Giuseppe Verdi with his beautiful music denies this cowardice, awakens from lethargy, from inattention as Nicola Biondo would say, to make us open our eyes to the gift of freedom, a gift for which the heroes of the Risorgimento sacrificed themselves without hesitation, without opportunism, and without sparing. The triumphant motif that serves as the national anthem of Italy, Mameli's march, is an insult to the greatness of Giuseppe Verdi with his "Va Pensiero" from Nabucco, our only true anthem in fact. It is a patriotic Giuseppe Verdi that we have cooked for you, a warning to the great sleep, to quote Chandler, in which modern Italy flounders, drowned in a media system that conveys and promotes imaginary fears, threatens nonexistent invasions, cultivates petty selfishness, and brings to the fore tiny characters passed off as political leaders ready to ride any rhetoric, from peace to poverty, for a partisan gain.
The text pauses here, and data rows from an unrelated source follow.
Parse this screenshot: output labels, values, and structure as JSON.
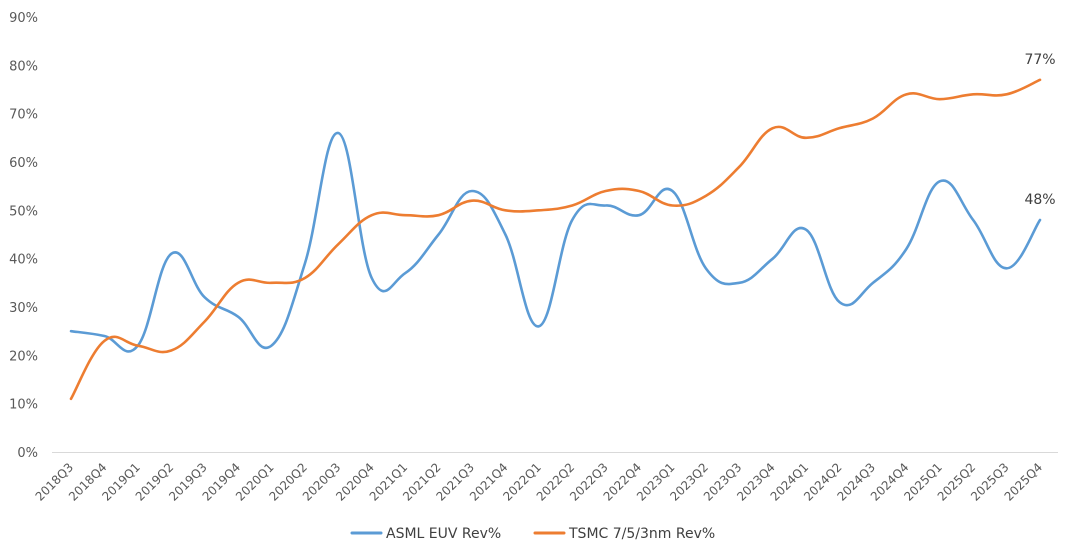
{
  "chart_data": {
    "type": "line",
    "title": "",
    "xlabel": "",
    "ylabel": "",
    "ylim": [
      0,
      90
    ],
    "y_ticks": [
      0,
      10,
      20,
      30,
      40,
      50,
      60,
      70,
      80,
      90
    ],
    "y_tick_labels": [
      "0%",
      "10%",
      "20%",
      "30%",
      "40%",
      "50%",
      "60%",
      "70%",
      "80%",
      "90%"
    ],
    "grid": false,
    "legend_placement": "bottom-center",
    "categories": [
      "2018Q3",
      "2018Q4",
      "2019Q1",
      "2019Q2",
      "2019Q3",
      "2019Q4",
      "2020Q1",
      "2020Q2",
      "2020Q3",
      "2020Q4",
      "2021Q1",
      "2021Q2",
      "2021Q3",
      "2021Q4",
      "2022Q1",
      "2022Q2",
      "2022Q3",
      "2022Q4",
      "2023Q1",
      "2023Q2",
      "2023Q3",
      "2023Q4",
      "2024Q1",
      "2024Q2",
      "2024Q3",
      "2024Q4",
      "2025Q1",
      "2025Q2",
      "2025Q3",
      "2025Q4"
    ],
    "series": [
      {
        "name": "ASML EUV Rev%",
        "color": "#5b9bd5",
        "values": [
          25,
          24,
          22,
          41,
          32,
          28,
          22,
          39,
          66,
          36,
          37,
          45,
          54,
          45,
          26,
          48,
          51,
          49,
          54,
          38,
          35,
          40,
          46,
          31,
          35,
          42,
          56,
          48,
          38,
          48
        ],
        "end_label": "48%"
      },
      {
        "name": "TSMC 7/5/3nm Rev%",
        "color": "#ed7d31",
        "values": [
          11,
          23,
          22,
          21,
          27,
          35,
          35,
          36,
          43,
          49,
          49,
          49,
          52,
          50,
          50,
          51,
          54,
          54,
          51,
          53,
          59,
          67,
          65,
          67,
          69,
          74,
          73,
          74,
          74,
          77
        ],
        "end_label": "77%"
      }
    ]
  }
}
Ours is a political Verdi, much more political than musically inconsistent celebrated singer-songwriters, while here there is art, there is overwhelming emphasis, but also irony and drama, completely alien to a singer-songwriter scene that has plagued us for decades with preaching, false certainties, and sentences steeped in the usual stench that emanates from the moral superiority of those who proclaim themselves right because they are descendants of Berlinguer. Pedigree is not enough.